As of now, there are only two mega food parks (from the initial lot of 30) that have seen the light of day. One in Chittoor, Andhra Pradesh called Srini Food Park, and the other, called the Swami Ramdev Baba Food Park in Haridwar.
What happened to the rest? They are yet to get off the ground. Though four including one by the Future Group are in advanced stages of completion in Bangalore, the fact that there have been few corporate takers for food parks in general is obvious to many.
So where does the problem lie? Harsh Mariwala, chairman & managing director, Marico Ltd, puts it bluntly, "FMCG (fast moving consumer goods) companies are interested in marketing, not manufacturing. These projects make sense for B2B (business-to-business) players, those who are involved in supplying products to the food industry, restaurants or hotels. It makes no sense for us to get involved in production."
On an average, almost 50 per cent of manufacturing in the Rs 1.8-lakh crore FMCG industry in India is outsourced. The trend, according to experts, would only grow, with the proportion of in-house to outsourced production expected to rise in the coming years.
The challenges
Like most other infrastructure projects, the key challenge in setting up food parks lies in land acquisition, says Anand Ramanathan, associate director, KPMG Advisory. Most projects, according to persons in the know, have failed to take off mainly because of the bottlenecks involved in land acquisition.

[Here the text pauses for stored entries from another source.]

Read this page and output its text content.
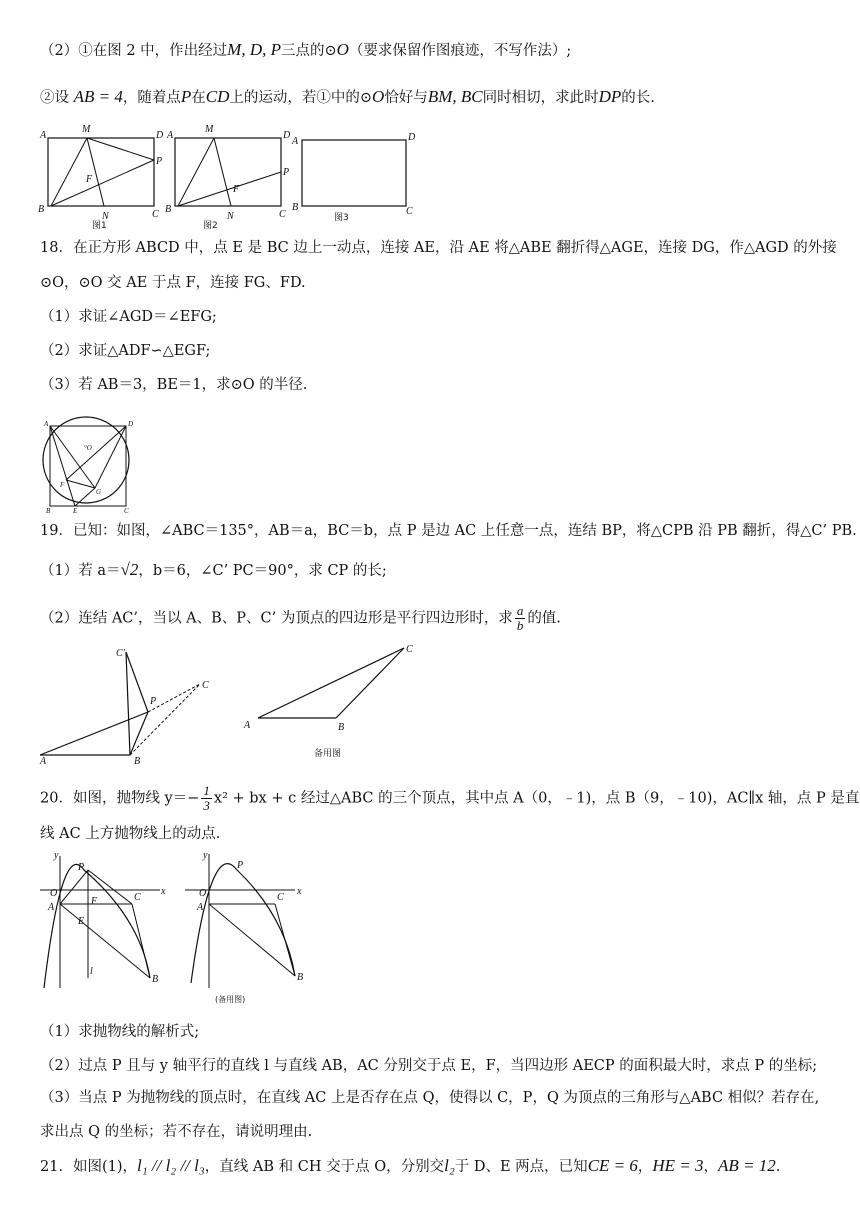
（2）①在图 2 中，作出经过M, D, P三点的⊙O（要求保留作图痕迹，不写作法）;
②设 AB = 4，随着点P在CD上的运动，若①中的⊙O恰好与BM, BC同时相切，求此时DP的长.
A
M
D
P
F
B
N	C
图1
A
M
D
P
F
B
N	C
图2
A	D
B	C
图3
18．在正方形 ABCD 中，点 E 是 BC 边上一动点，连接 AE，沿 AE 将△ABE 翻折得△AGE，连接 DG，作△AGD 的外接
⊙O，⊙O 交 AE 于点 F，连接 FG、FD.
（1）求证∠AGD＝∠EFG;
（2）求证△ADF∽△EGF;
（3）若 AB＝3，BE＝1，求⊙O 的半径.
A	D
°O
F
G
B	E	C
19．已知：如图，∠ABC＝135°，AB＝a，BC＝b，点 P 是边 AC 上任意一点，连结 BP，将△CPB 沿 PB 翻折，得△C’ PB.
（1）若 a＝√2，b＝6，∠C’ PC＝90°，求 CP 的长;
（2）连结 AC’，当以 A、B、P、C’ 为顶点的四边形是平行四边形时，求 $\frac{a}{b}$ 的值.
A	B
C'
P
C
A	B
C
备用图
20．如图，抛物线 $y=- \frac{1}{3} x^2$ + bx + c 经过△ABC 的三个顶点，其中点 A（0，﹣1)，点 B（9，﹣10)，AC∥x 轴，点 P 是直
线 AC 上方抛物线上的动点.
y
x
O
A
P
F	C
E
l
B
y
x
O
A
P
C
B
(备用图)
（1）求抛物线的解析式;
（2）过点 P 且与 y 轴平行的直线 l 与直线 AB，AC 分别交于点 E，F，当四边形 AECP 的面积最大时，求点 P 的坐标;
（3）当点 P 为抛物线的顶点时，在直线 AC 上是否存在点 Q，使得以 C，P，Q 为顶点的三角形与△ABC 相似？若存在,
求出点 Q 的坐标；若不存在，请说明理由.
21．如图(1)，l₁ // l₂ // l₃，直线 AB 和 CH 交于点 O，分别交l₂于 D、E 两点，已知CE = 6，HE = 3，AB = 12.
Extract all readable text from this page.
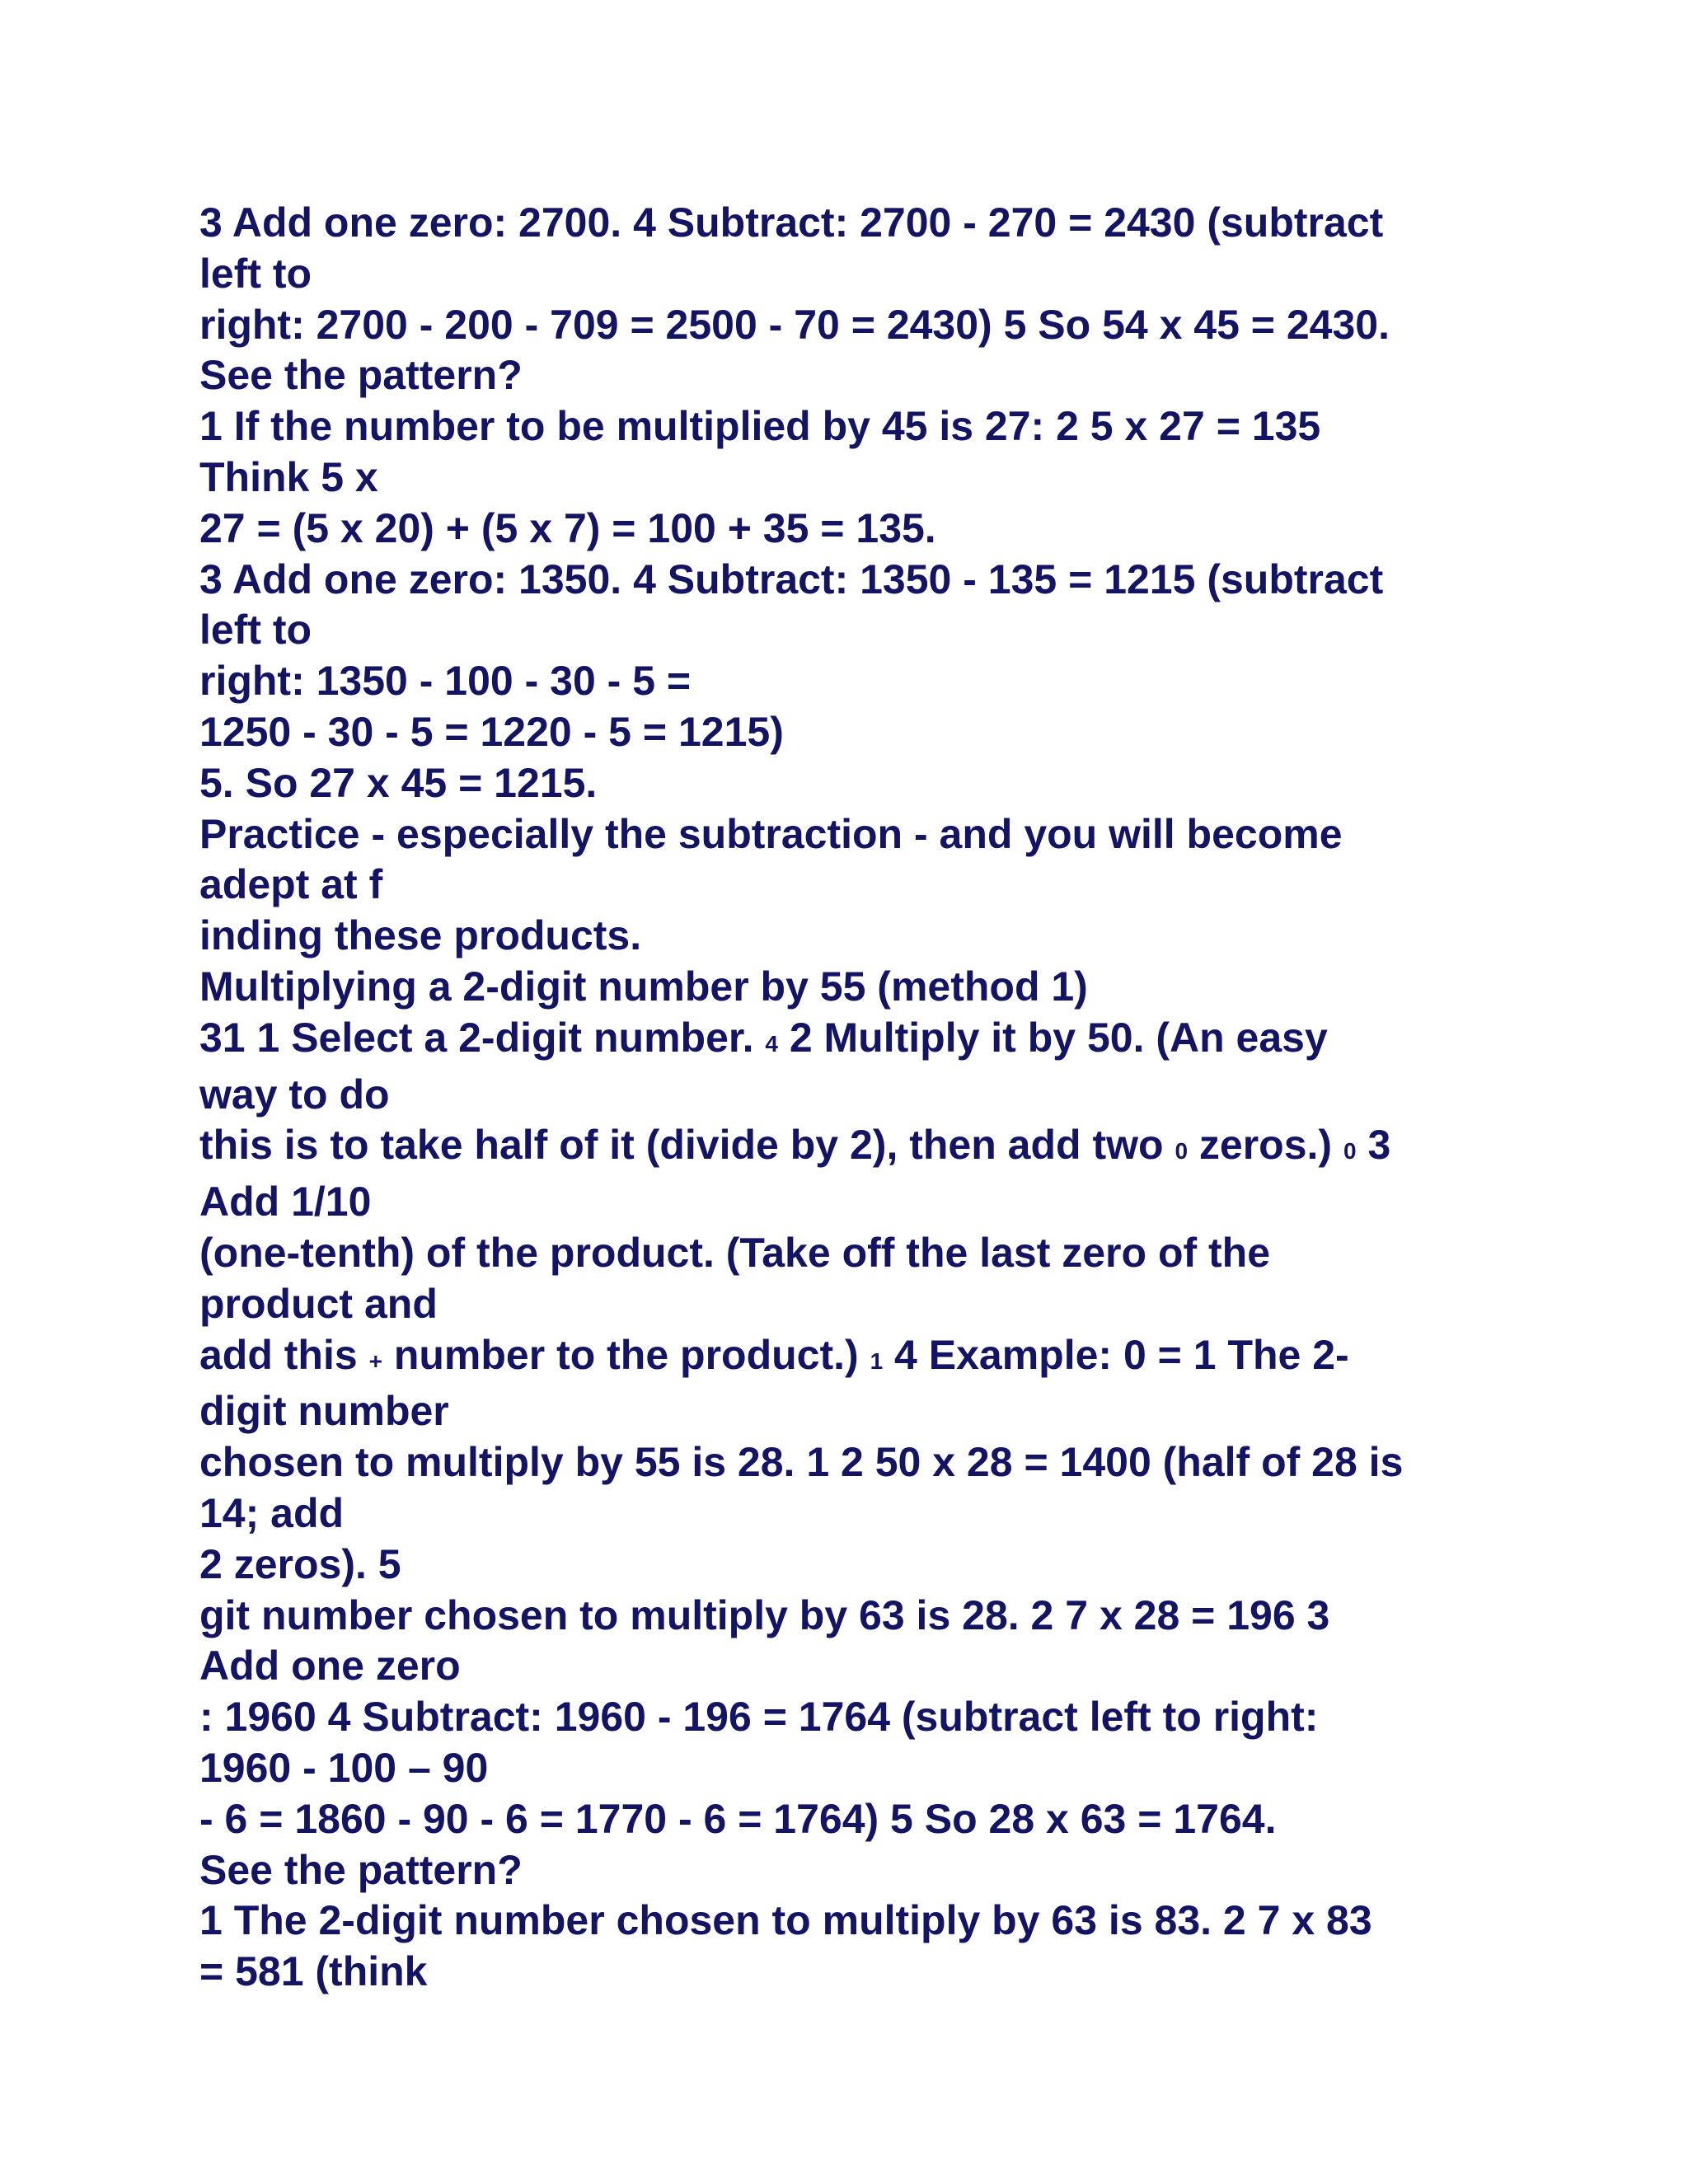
3 Add one zero: 2700. 4 Subtract: 2700 - 270 = 2430 (subtract
left to
right: 2700 - 200 - 709 = 2500 - 70 = 2430) 5 So 54 x 45 = 2430.
See the pattern?
1 If the number to be multiplied by 45 is 27: 2 5 x 27 = 135
Think 5 x
27 = (5 x 20) + (5 x 7) = 100 + 35 = 135.
3 Add one zero: 1350. 4 Subtract: 1350 - 135 = 1215 (subtract
left to
right: 1350 - 100 - 30 - 5 =
1250 - 30 - 5 = 1220 - 5 = 1215)
5. So 27 x 45 = 1215.
Practice - especially the subtraction - and you will become
adept at f
inding these products.
Multiplying a 2-digit number by 55 (method 1)
31 1 Select a 2-digit number. 4 2 Multiply it by 50. (An easy
way to do
this is to take half of it (divide by 2), then add two 0 zeros.) 0 3
Add 1/10
(one-tenth) of the product. (Take off the last zero of the
product and
add this + number to the product.) 1 4 Example: 0 = 1 The 2-
digit number
chosen to multiply by 55 is 28. 1 2 50 x 28 = 1400 (half of 28 is
14; add
2 zeros). 5
git number chosen to multiply by 63 is 28. 2 7 x 28 = 196 3
Add one zero
: 1960 4 Subtract: 1960 - 196 = 1764 (subtract left to right:
1960 - 100 – 90
- 6 = 1860 - 90 - 6 = 1770 - 6 = 1764) 5 So 28 x 63 = 1764.
See the pattern?
1 The 2-digit number chosen to multiply by 63 is 83. 2 7 x 83
= 581 (think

The other challenge is in being able to attract the right set of tenants, basically, manufacturers and ancillary players, who can come forward and set up base in a food park. Kishore Biyani, chief executive, Future Group, while declining to get into specifics said his group had managed to ink tie-ups with 40 national and international players who would work out of the 115-acre food park his group company Future Ventures was setting up. "This park would get operational by December this year," he said. "It would be involved in collection of food items from different centres around the food park. Once brought into the food park, it would be further processed," he says.
Companies such as LT Foods, the maker of Daawat Basmati Rice, according to persons in the know, have already inked a joint venture with Future to utilise its food park for manufacturing and processing rice and other staple items besides snack foods.
Biyani claims the initial investment by his group to set up the food park has been to the tune of Rs 300 crore. The manufacturers and ancillary players who would work out of the food park are expected to bring in an additional Rs 700 crore, taking the total figure to Rs 1,000 crore, he claims.
But while Future is on course to get its food park up and running, the same cannot be said about the other projects that the government had given the nod to in the 11th plan. Details remain sketchy about these projects.
The bigger challenge also is the lack of agriculture sector reforms that many believe should run concurrently even as infrastructure for food processing is set up in the country. "For instance, 70 per cent of agri business in India happens through co-operatives. How can they be integrated into this scheme of mega food parks? If that is addressed, it could help in giving food parks a huge fillip," Ramanathan says.